Learning and remembering by being involved
We know from modern neuroscience that the generation of new memory and learning is highly accelerated if the role as passive audience is substituted with active involvement. That means that we ourselves put the new and unknown into words, tell the story of what we have learned, and have an opportunity to put it into the perspective of our own experience.
This is where gamification become interesting. A well-structured game offers the participants the opportunity to play their way to a better understanding and acceptance of the changes.
Gameplay can be structured so that the participants have the opportunity to experience ‘the arguments behind the strategy on their own body’. E.g. by playing the role of the leader of a fictitious company and thereby experiencing how the market situation changes throughout the game, and learning that bankruptcy looms just around the corner if the company does not learn to prioritise.
The participants are allowed to experience how the strategy works and why it is necessary, and their emotions are activated as they experience successes and misfortunes during the gameplay. The excitement of the game experience triggers adrenaline that helps the brain remember. Game experiences are often so engaging and captivating that the participants dream of them afterwards.
A good game design ensures a dialogue where the participants can air and address their worries and take ownership of new initiatives.
Links to everyday life
One of the biggest challenges in the launch of new changes is making concrete links to the everyday work life of the colleagues. What holds meaning to them? What is expected from them? And how can they contribute?
A good game design offers the opportunity to create clear, strong links between the overall objectives and how the different parts of the organisation contribute to them. Individuals can see themselves in the big picture.

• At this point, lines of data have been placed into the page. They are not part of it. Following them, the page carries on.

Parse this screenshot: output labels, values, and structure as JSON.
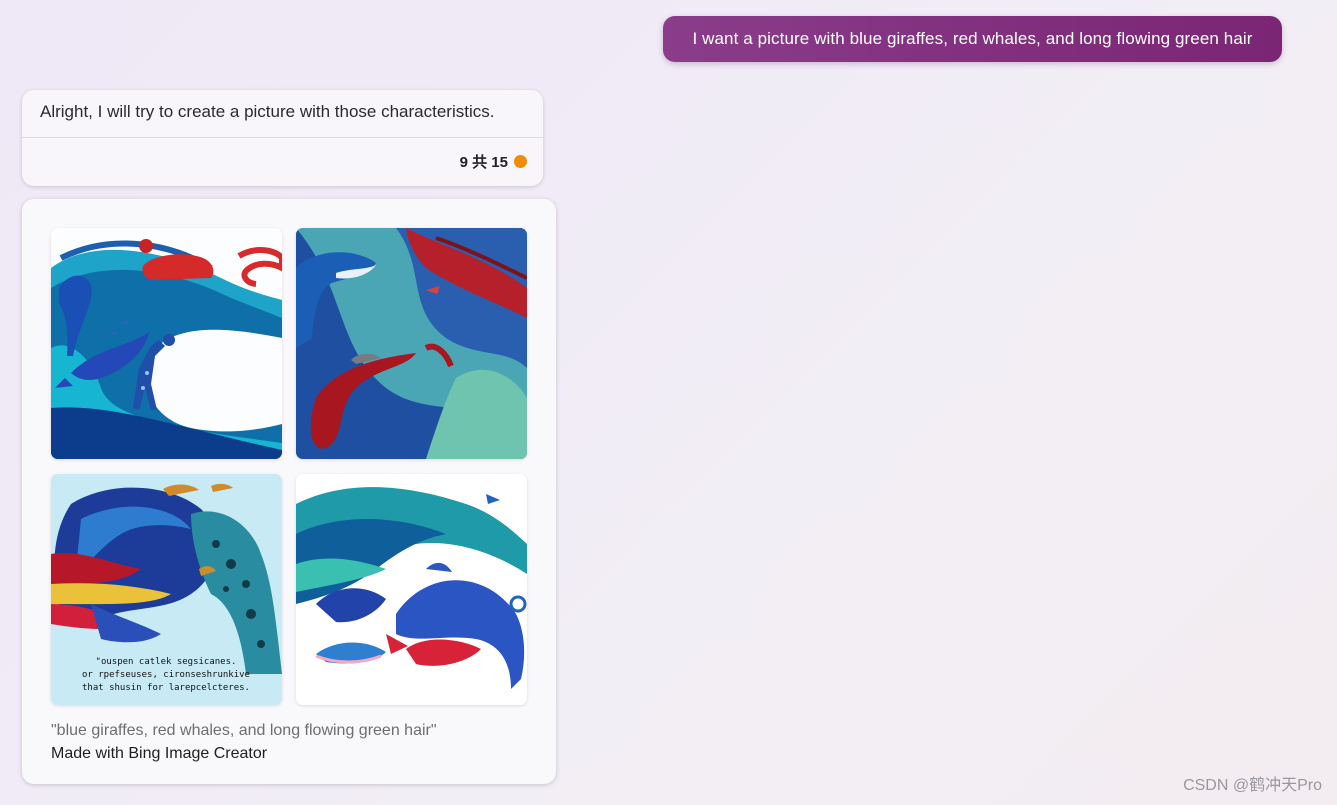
{
  "conversation": {
    "user_message": "I want a picture with blue giraffes, red whales, and long flowing green hair",
    "bot_message": "Alright, I will try to create a picture with those characteristics.",
    "turn_counter": "9 共 15",
    "turn_indicator_color": "#f08c00"
  },
  "image_result": {
    "images": [
      {
        "icon": "generated-image-1"
      },
      {
        "icon": "generated-image-2"
      },
      {
        "icon": "generated-image-3",
        "overlay_text": "\"ouspen catlek segsicanes.\nor rpefseuses, cironseshrunkive\nthat shusin for larepcelcteres."
      },
      {
        "icon": "generated-image-4"
      }
    ],
    "caption": "\"blue giraffes, red whales, and long flowing green hair\"",
    "credit": "Made with Bing Image Creator"
  },
  "watermark": "CSDN @鹤冲天Pro",
  "colors": {
    "user_bubble": "#812f7e",
    "card_background": "#f8f6fa",
    "page_background": "#efe8f6"
  }
}
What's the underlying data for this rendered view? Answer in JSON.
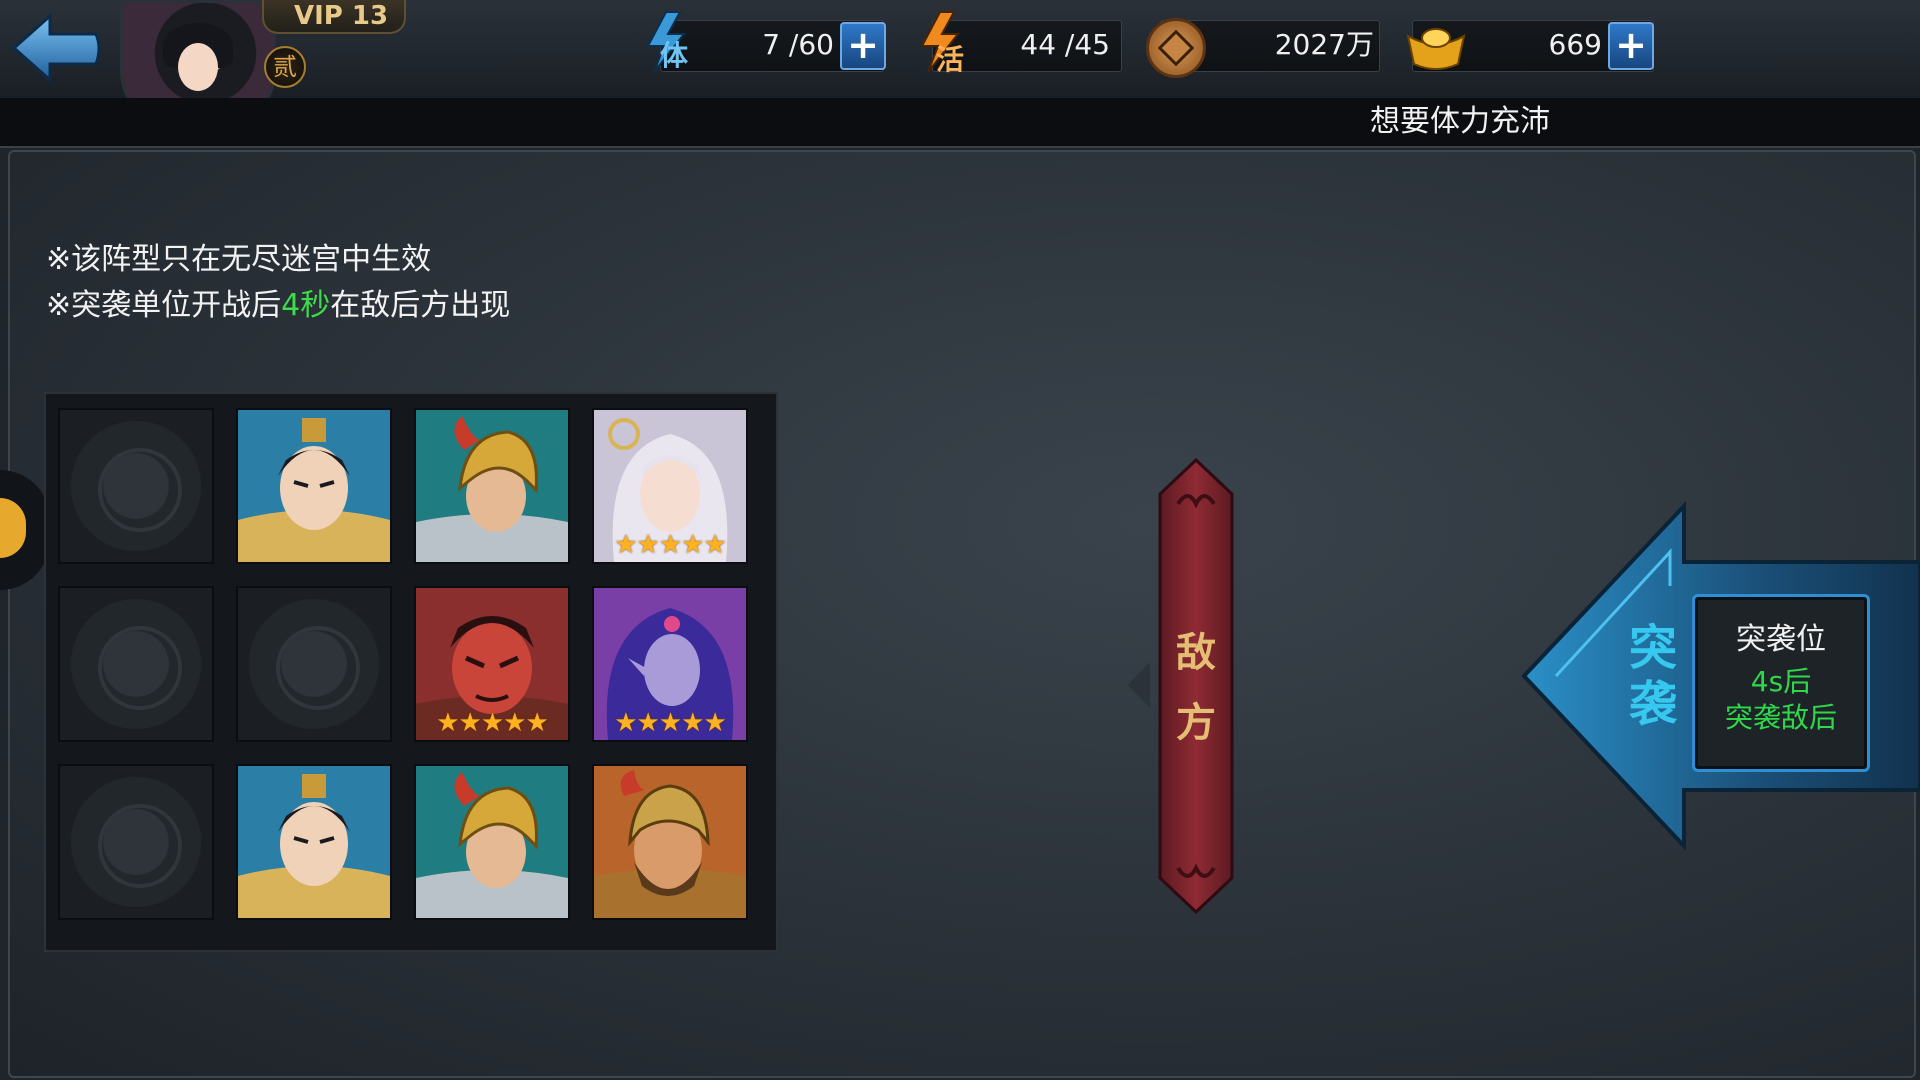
{
  "header": {
    "vip_label": "VIP 13",
    "rank_label": "贰",
    "stamina": {
      "label": "体",
      "value": "7 /60"
    },
    "vitality": {
      "label": "活",
      "value": "44 /45"
    },
    "coins": {
      "value": "2027万"
    },
    "ingots": {
      "value": "669"
    },
    "plus_symbol": "+",
    "banner_text": "想要体力充沛"
  },
  "notes": {
    "line1": "※该阵型只在无尽迷宫中生效",
    "line2_prefix": "※突袭单位开战后",
    "line2_highlight": "4秒",
    "line2_suffix": "在敌后方出现"
  },
  "formation": {
    "rows": [
      [
        {
          "hero": "empty"
        },
        {
          "hero": "young-warrior",
          "stars": 0
        },
        {
          "hero": "golden-helmet-knight",
          "stars": 0
        },
        {
          "hero": "silver-haired-maiden",
          "stars": 5
        }
      ],
      [
        {
          "hero": "empty"
        },
        {
          "hero": "empty"
        },
        {
          "hero": "red-faced-general",
          "stars": 5
        },
        {
          "hero": "purple-haired-elf",
          "stars": 5
        }
      ],
      [
        {
          "hero": "empty"
        },
        {
          "hero": "young-warrior",
          "stars": 0
        },
        {
          "hero": "golden-helmet-knight",
          "stars": 0
        },
        {
          "hero": "bearded-armored-general",
          "stars": 0
        }
      ]
    ],
    "star_glyphs": "★★★★★"
  },
  "enemy": {
    "char1": "敌",
    "char2": "方"
  },
  "raid": {
    "side_char1": "突",
    "side_char2": "袭",
    "slot_title": "突袭位",
    "slot_line1": "4s后",
    "slot_line2": "突袭敌后"
  },
  "colors": {
    "highlight_green": "#3ddc4a",
    "raid_blue": "#36c8ee",
    "enemy_gold": "#e4be72",
    "star_orange": "#ffb11f"
  }
}
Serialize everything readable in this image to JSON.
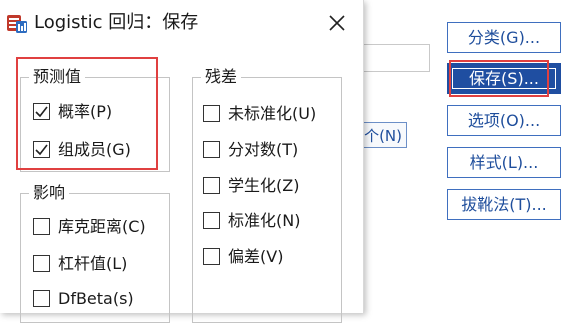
{
  "window": {
    "title": "Logistic 回归：保存"
  },
  "groups": {
    "predicted": {
      "legend": "预测值",
      "items": [
        {
          "label": "概率(P)",
          "checked": true
        },
        {
          "label": "组成员(G)",
          "checked": true
        }
      ]
    },
    "influence": {
      "legend": "影响",
      "items": [
        {
          "label": "库克距离(C)",
          "checked": false
        },
        {
          "label": "杠杆值(L)",
          "checked": false
        },
        {
          "label": "DfBeta(s)",
          "checked": false
        }
      ]
    },
    "residuals": {
      "legend": "残差",
      "items": [
        {
          "label": "未标准化(U)",
          "checked": false
        },
        {
          "label": "分对数(T)",
          "checked": false
        },
        {
          "label": "学生化(Z)",
          "checked": false
        },
        {
          "label": "标准化(N)",
          "checked": false
        },
        {
          "label": "偏差(V)",
          "checked": false
        }
      ]
    }
  },
  "background": {
    "partial_button": "个(N)"
  },
  "side_buttons": [
    {
      "label": "分类(G)...",
      "active": false
    },
    {
      "label": "保存(S)...",
      "active": true
    },
    {
      "label": "选项(O)...",
      "active": false
    },
    {
      "label": "样式(L)...",
      "active": false
    },
    {
      "label": "拔靴法(T)...",
      "active": false
    }
  ],
  "colors": {
    "accent": "#1f4ea1",
    "highlight": "#e04040"
  }
}
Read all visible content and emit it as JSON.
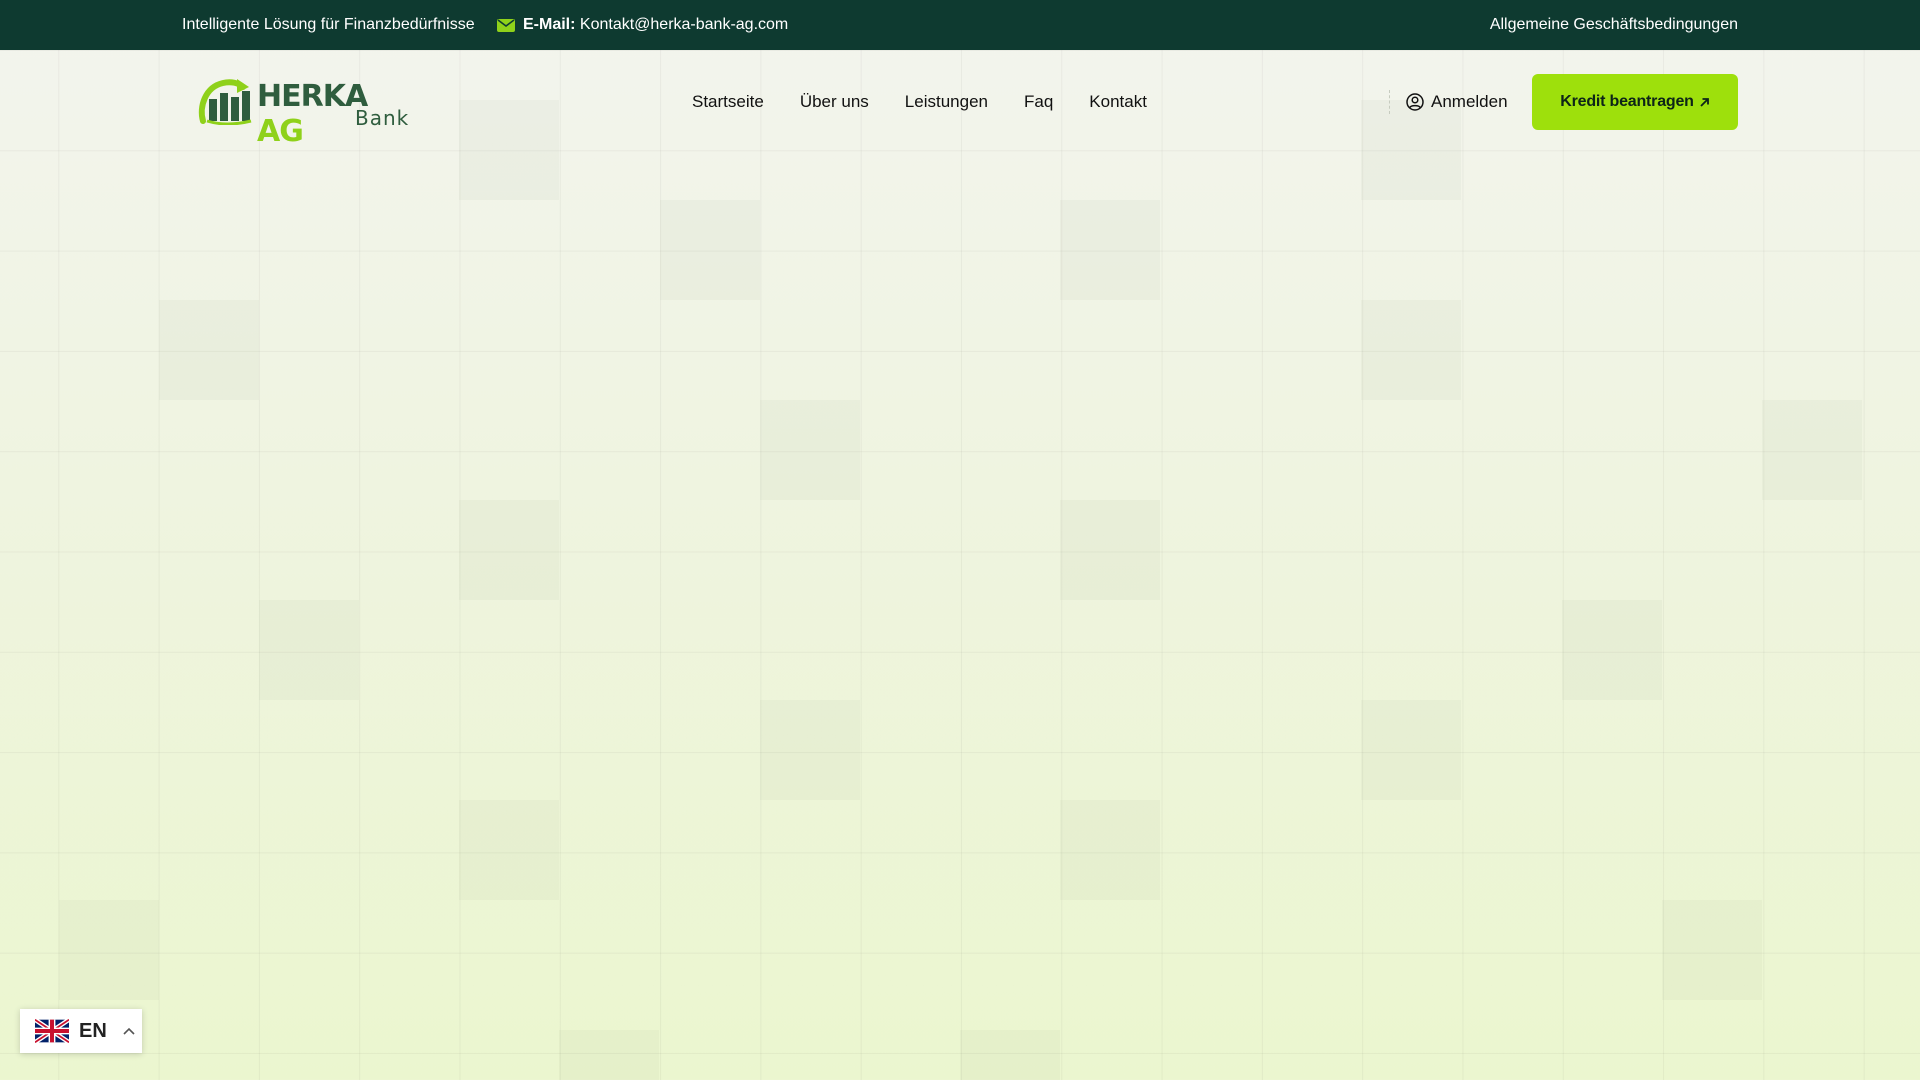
{
  "topbar": {
    "tagline": "Intelligente Lösung für Finanzbedürfnisse",
    "email_label": "E-Mail:",
    "email_value": "Kontakt@herka-bank-ag.com",
    "terms_link": "Allgemeine Geschäftsbedingungen"
  },
  "logo": {
    "brand_main": "HERKA",
    "brand_accent": "AG",
    "brand_sub": "Bank"
  },
  "nav": {
    "items": [
      "Startseite",
      "Über uns",
      "Leistungen",
      "Faq",
      "Kontakt"
    ]
  },
  "header": {
    "login_label": "Anmelden",
    "cta_label": "Kredit beantragen"
  },
  "language": {
    "code": "EN",
    "flag": "uk-flag-icon"
  },
  "colors": {
    "topbar_bg": "#0e3a30",
    "accent": "#9ee00c",
    "brand_dark": "#2f5d3e",
    "brand_light": "#8fd11a"
  },
  "icons": {
    "email": "mail-icon",
    "login": "user-circle-icon",
    "cta": "arrow-up-right-icon",
    "language_toggle": "chevron-up-icon"
  }
}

A game-supported process offers the opportunity for a change of scale. Beginning from an overall view of the business model and market development, it can zoom in on specific everyday dilemmas and important conversations with a difficult colleague or a demanding customer. This opportunity to zoom in or out allows for combinations of different forms of training and learning goals; for example, that the participants – apart from a better understanding of the strategy – get improved competences within the fields of negotiation tactics or team leadership.
Be sure of the game’s quality
Strategy is serious business and it is essential that game-based solutions do not create ambiguity or uncertainty, or undermine trustworthiness and credibility.
The quality of the game must be unquestionable and the professional and theoretical focus must be razor-sharp. If the game is factually incorrect it gets too easy for participants who are critical towards the strategy to use any critique of the game as an excuse to air their own frustrations about the strategy.
It is usually necessary to develop a tailor-made solution that is adapted to the actual change processes, the relevant groups of participants, and the right user context.
It is also important to keep the game master’s function in mind: If you have a skilled and experienced facilitator as game master, relatively complex solutions can be successful. If the game master is inexperienced, a more robust and simple design that almost runs itself without much guidance is a far better solution.